Sentou-se à sua mesa, depois da discussão, tentando ficar relaxada, ligando seu computador, disposta a ler os e-mails que se acumulavam na caixa de entrada. Tudo dentro do normal, até que chegou em um que dizia "para minha putinha" e cujo remetente era um tal de "Pitbull". O primeiro pensamento foi considerá-lo como spam. Mesmo assim, a curiosidade a levou a abri-lo:
- "Oi putinha, você é minha, sabe? No fundo, eu sabia que você era uma promíscua de carteirinha, uma cachorra incorrigível, mas agora vou fazer de você a mais gostosa de todas as vadias"
Frida sorriu, pensando nas ideias que alguns tinham para mandar spam e brincadeiras pela internet. Decidiu apagar aquela mensagem. Mas, curiosamente, poucos segundos depois, o som inconfundível de um novo e-mail a fez levantar os olhos para o monitor. O assunto novamente "para minha putinha" e o remetente outra vez, "Pitbull". Dessa vez, Frida não sorriu ao ler:
- "Se você acha que vai me apagar assim, dessa forma, pode esquecer, sua putinha. Estou te controlando, entendeu?"
Frida se levantou, tentando ver entre seus colegas de escritório alguém que estivesse rindo muito ou que desse alguma pista sobre a origem do suposto brincalhão. Ninguém parecia estar fora de seu trabalho concentrado, e era difícil descobrir com apenas um olhar. Decidiu responder apenas com uma frase:
- "Quem é você, seu bostinha?"
Novamente, uma mensagem quase instantânea:
- "Por enquanto, gostosa, você não vai fazer perguntas, entendeu? Você vai se limitar a obedecer e ponto. Não pense que vai adivinhar assim fácil quem eu sou, porque você nunca vai saber.

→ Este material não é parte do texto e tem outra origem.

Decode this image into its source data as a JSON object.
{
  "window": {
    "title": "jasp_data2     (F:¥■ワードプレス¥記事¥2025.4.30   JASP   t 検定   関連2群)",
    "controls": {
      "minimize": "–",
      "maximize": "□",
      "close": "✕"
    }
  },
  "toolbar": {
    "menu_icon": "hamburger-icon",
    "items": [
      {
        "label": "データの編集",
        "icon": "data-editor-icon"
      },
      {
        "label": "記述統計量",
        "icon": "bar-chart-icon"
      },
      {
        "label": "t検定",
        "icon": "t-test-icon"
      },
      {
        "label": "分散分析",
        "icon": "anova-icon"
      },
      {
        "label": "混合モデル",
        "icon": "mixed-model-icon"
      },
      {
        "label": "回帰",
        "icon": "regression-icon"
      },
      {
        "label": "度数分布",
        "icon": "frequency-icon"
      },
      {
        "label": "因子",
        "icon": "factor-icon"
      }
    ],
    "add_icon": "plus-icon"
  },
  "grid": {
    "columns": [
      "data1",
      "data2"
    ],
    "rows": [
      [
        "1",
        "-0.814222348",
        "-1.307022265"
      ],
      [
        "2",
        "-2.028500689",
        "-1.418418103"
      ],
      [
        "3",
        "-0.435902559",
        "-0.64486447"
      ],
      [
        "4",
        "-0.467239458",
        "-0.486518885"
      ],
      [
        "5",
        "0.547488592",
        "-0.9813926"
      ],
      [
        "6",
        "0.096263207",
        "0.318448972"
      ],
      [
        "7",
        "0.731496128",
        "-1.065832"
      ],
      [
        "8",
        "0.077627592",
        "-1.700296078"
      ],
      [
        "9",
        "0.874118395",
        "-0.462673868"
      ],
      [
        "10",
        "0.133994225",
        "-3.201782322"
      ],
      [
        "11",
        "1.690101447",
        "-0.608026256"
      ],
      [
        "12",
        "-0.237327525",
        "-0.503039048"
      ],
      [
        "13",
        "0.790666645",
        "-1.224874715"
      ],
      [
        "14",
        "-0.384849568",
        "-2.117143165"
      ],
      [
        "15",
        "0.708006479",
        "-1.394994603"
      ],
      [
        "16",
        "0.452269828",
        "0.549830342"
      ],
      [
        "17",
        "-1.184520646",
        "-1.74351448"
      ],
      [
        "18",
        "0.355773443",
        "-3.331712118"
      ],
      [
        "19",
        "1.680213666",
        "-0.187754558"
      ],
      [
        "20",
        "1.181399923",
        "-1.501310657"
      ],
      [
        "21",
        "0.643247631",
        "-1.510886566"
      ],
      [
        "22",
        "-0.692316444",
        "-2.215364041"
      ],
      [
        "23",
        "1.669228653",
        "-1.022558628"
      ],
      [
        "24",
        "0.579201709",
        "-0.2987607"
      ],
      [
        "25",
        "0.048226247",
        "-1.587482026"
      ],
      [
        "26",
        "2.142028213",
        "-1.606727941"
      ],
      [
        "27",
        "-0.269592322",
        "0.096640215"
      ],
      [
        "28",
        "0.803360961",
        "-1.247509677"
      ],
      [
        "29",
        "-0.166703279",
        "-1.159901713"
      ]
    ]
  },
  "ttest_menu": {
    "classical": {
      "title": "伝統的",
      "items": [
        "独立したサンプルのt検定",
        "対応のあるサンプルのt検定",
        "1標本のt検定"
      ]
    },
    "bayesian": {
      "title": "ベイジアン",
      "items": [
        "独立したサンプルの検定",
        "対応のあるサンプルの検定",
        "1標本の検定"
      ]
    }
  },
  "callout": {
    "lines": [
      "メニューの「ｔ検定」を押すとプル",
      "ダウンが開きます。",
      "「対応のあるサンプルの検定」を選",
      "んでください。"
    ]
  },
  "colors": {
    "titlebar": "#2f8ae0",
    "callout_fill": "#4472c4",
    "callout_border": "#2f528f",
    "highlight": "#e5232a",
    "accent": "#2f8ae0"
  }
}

Bom, só quando eu considerar oportuno.
A primeira reação da garota foi tentar buscar uma explicação para tudo aquilo, mas não encontrava. Se fosse uma brincadeira, estava começando a irritá-la, e se alguém queria fazer uma sacanagem, estava conseguindo — pelo menos, ela estava ficando mais assustada do que devia. Poderia ir falar com o chefe e contar que tipo de mensagens estava recebendo, mas sabia que a reação dele poderia ser pior do que as broncas matinais. Ele não era do tipo que gostava de besteiras ou de perder tempo. Foi nesse momento que uma nova mensagem do mesmo remetente, “Pitbull”, apareceu na tela:
— Olha, gata, nem pense em contar isso pra ninguém. Primeiro, porque você não sairia bem na foto, e segundo, porque você está sob minhas ordens. Lembre-se de uma coisa: tenho motivos poderosos pra te esmagar viva. Dá uma olhada nas fotos que anexei e você vai entender do que estou falando.
Ela se sentia totalmente incrédula com o que lia, mas mesmo assim, abriu com medo os arquivos anexados, pensando que no final das contas poderia ser uma piada de um daqueles colegas mais “simpáticos”. Porém, conforme os arquivos iam abrindo, seu rosto foi mudando de cor até ficar completamente branco. Em todas as fotos, aparecia ela, com bastante clareza, ajoelhada e fazendo um boquete no chefe da contabilidade no banheiro masculino. A cena estava completa: quando ela abaixava o zíper dele, quando tirava o pau pra fora da calça e quando sua boca envolvia todo o instrumento daquele homem. Não havia dúvida de que era ela. Seu rosto aparecia claramente nas imagens. Por um momento, ela pensou que tudo aquilo era um pesadelo e que acordaria a qualquer instante, mas não era assim — tudo era real… real demais. Maldito o dia em que conheceu aquele colega da contabilidade, que agora estava demitido. Eles se envolveram de do jeito mais idiota, sendo a relação deles super efêmera, mas não para aquela câmera que devia estar escondida no cubículo, no momento mais inoportuno e que agora, meses depois, oferecia fotos tão comprometedoras. Frida tentava pensar, tentava encontrar uma razão para tudo aquilo, quando chegou uma nova mensagem de seu assediador anônimo:
- "Vai ver, putinha, que não tô blefando. Você tá gostosa nessas fotos, hein? E além disso... mmmmhh, você tem uma boquinha que chupa que é um deus. Não sabia que você fosse tão safada, isso me deixa muito excitado."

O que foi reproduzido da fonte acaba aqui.